El factor funcional de competencia se sustenta en la interdependencia que debe mediar, por mandato de la ley, entre los diversos órganos jurisdiccionales a partir de una escala jerarquizada, en virtud de la cual, amén de señalar la clase y ámbito de los controles, el legislador indica el funcionario a quien corresponde conocer de los asuntos, por ejemplo, señala expresamente el órgano o funcionario al cual compete conocer en segunda instancia de los fallos proferidos en primer grado por cierta clase de jueces o corporaciones.
La competencia por razón de la conexidad se activa cuando: (i) El delito haya sido cometido en coparticipación criminal, (ii) Se impute a una persona la comisión de más de un delito con una acción u omisión o varias acciones u omisiones, realizadas con unidad de tiempo y lugar, (iii) Se impute a una persona la comisión de varios delitos, cuando unos se han realizado con el fin de facilitar la ejecución o procurar la impunidad de otros; o con ocasión o como consecuencia de otro, y (iv) Cuando se impute a una o más personas la comisión de uno o varios delitos en las que exista homogeneidad en el modo de actuar de los autores o partícipes, relación razonable de lugar y tiempo, y, la evidencia aportada a una de las investigaciones pueda influir en la otra, caso en el cual conocerá el juez de mayor jerarquía de acuerdo con la competencia por razón del fuero legal o la naturaleza del asunto (artículo 51 de la Ley 906 de 2004).
Finalmente, la competencia a prevención se presenta cuando el delito por el que se procede fue cometido en varios lugares, en sitio incierto o en el extranjero, caso en el cual aquella radica en el funcionario competente en razón del factor objetivo del lugar en donde primero se haya formulado la acusación (artículo 43 de la Ley 906 de 2004).
Como viene de verse, es claro que los Magistrados que han expresado su “ incompetencia ” no se encuentran excluidos en razón de alguno de los factores expuestos para conocer del asunto, circunstancia que permite concluir que no se trata efectivamente de una colisión o definición de competencia. Lo que si advierte la Sala es que los referidos funcionarios están en desacuerdo sobre las reglas de reparto del asunto, temática que de conformidad con lo establecido en el literal (d) del artículo 6º del Acuerdo 108 de 1997, expedido por el Consejo Superior de la Judicatura, corresponde a la Sala de Gobierno del respectivo Tribunal.
El texto de la citada disposición es el siguiente: “ FUNCIONES DE LA SALA DE GOBIERNO. La Sala de Gobierno tendrá las siguientes funciones: “ d.

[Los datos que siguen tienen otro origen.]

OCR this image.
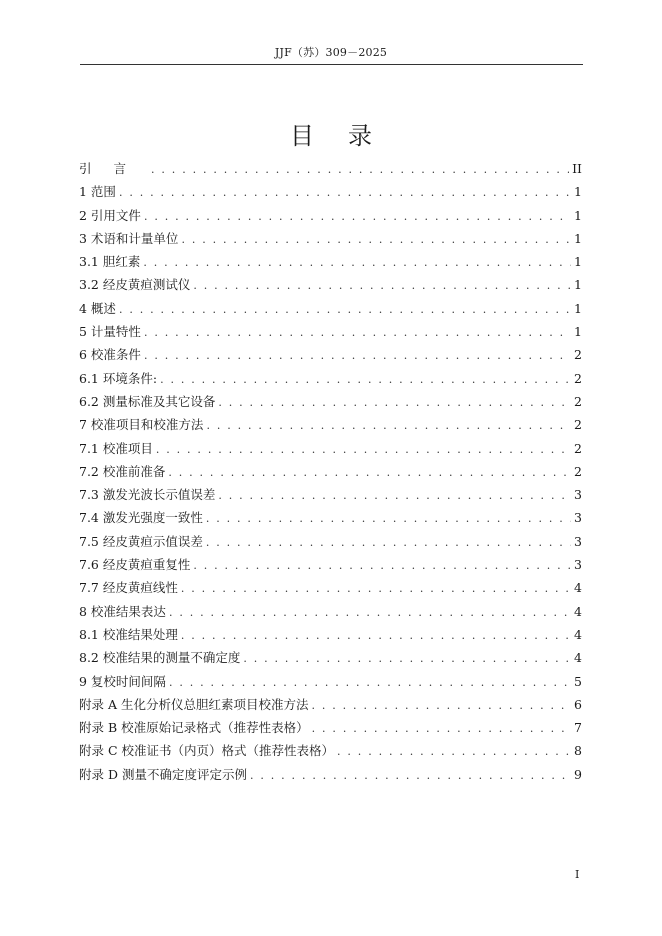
JJF（苏）309－2025
目录
引言 . . .	II
1 范围 . . .	1
2 引用文件 . . .	1
3 术语和计量单位 . . .	1
3.1 胆红素 . . .	1
3.2 经皮黄疸测试仪 . . .	1
4 概述 . . .	1
5 计量特性 . . .	1
6 校准条件 . . .	2
6.1 环境条件: . . .	2
6.2 测量标准及其它设备 . . .	2
7 校准项目和校准方法 . . .	2
7.1 校准项目 . . .	2
7.2 校准前准备 . . .	2
7.3 激发光波长示值误差 . . .	3
7.4 激发光强度一致性 . . .	3
7.5 经皮黄疸示值误差 . . .	3
7.6 经皮黄疸重复性 . . .	3
7.7 经皮黄疸线性 . . .	4
8 校准结果表达 . . .	4
8.1 校准结果处理 . . .	4
8.2 校准结果的测量不确定度 . . .	4
9 复校时间间隔 . . .	5
附录 A 生化分析仪总胆红素项目校准方法 . . .	6
附录 B 校准原始记录格式（推荐性表格） . . .	7
附录 C 校准证书（内页）格式（推荐性表格） . . .	8
附录 D 测量不确定度评定示例 . . .	9
I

Resolver los conflictos que por razón del reparto de asuntos sometidos a las salas especializadas se susciten entre los magistrados ” (subrayas fuera de texto). Es claro que para adoptar la correspondiente decisión sobre el particular y por tratarse en este caso de una Sala Única, se podrá acudir al instituto de los Conjueces, en caso de haber necesidad de ello.
Conforme a lo anterior se tiene que por no tratarse de una colisión o definición de competencia, carece la Sala de competencia para pronunciarse sobre el conflicto administrativo de reparto suscitado entre los Magistrados Enrique Gómez Ángel y Jorge Arturo Unigarro Rosero, aspecto que debe ser dilucidado por la Sala de Gobierno del respectivo Tribunal, a donde se ordena remitir de inmediato las diligencias.
En mérito de lo expuesto, la CORTE SUPREMA DE JUSTICIA, SALA DE CASACION PENAL, RESUELVE 1. ABSTENERSE de efectuar pronunciamiento alguno sobre el desacuerdo suscitado entre los magistrados del Tribunal Superior de Santa Rosa de Viterbo. 2. REMITIR de inmediato el diligenciamiento a la Sala de Gobierno de la referida Corporación a fin de que se pronuncie sobre el particular, de conformidad con las consideraciones expuestas.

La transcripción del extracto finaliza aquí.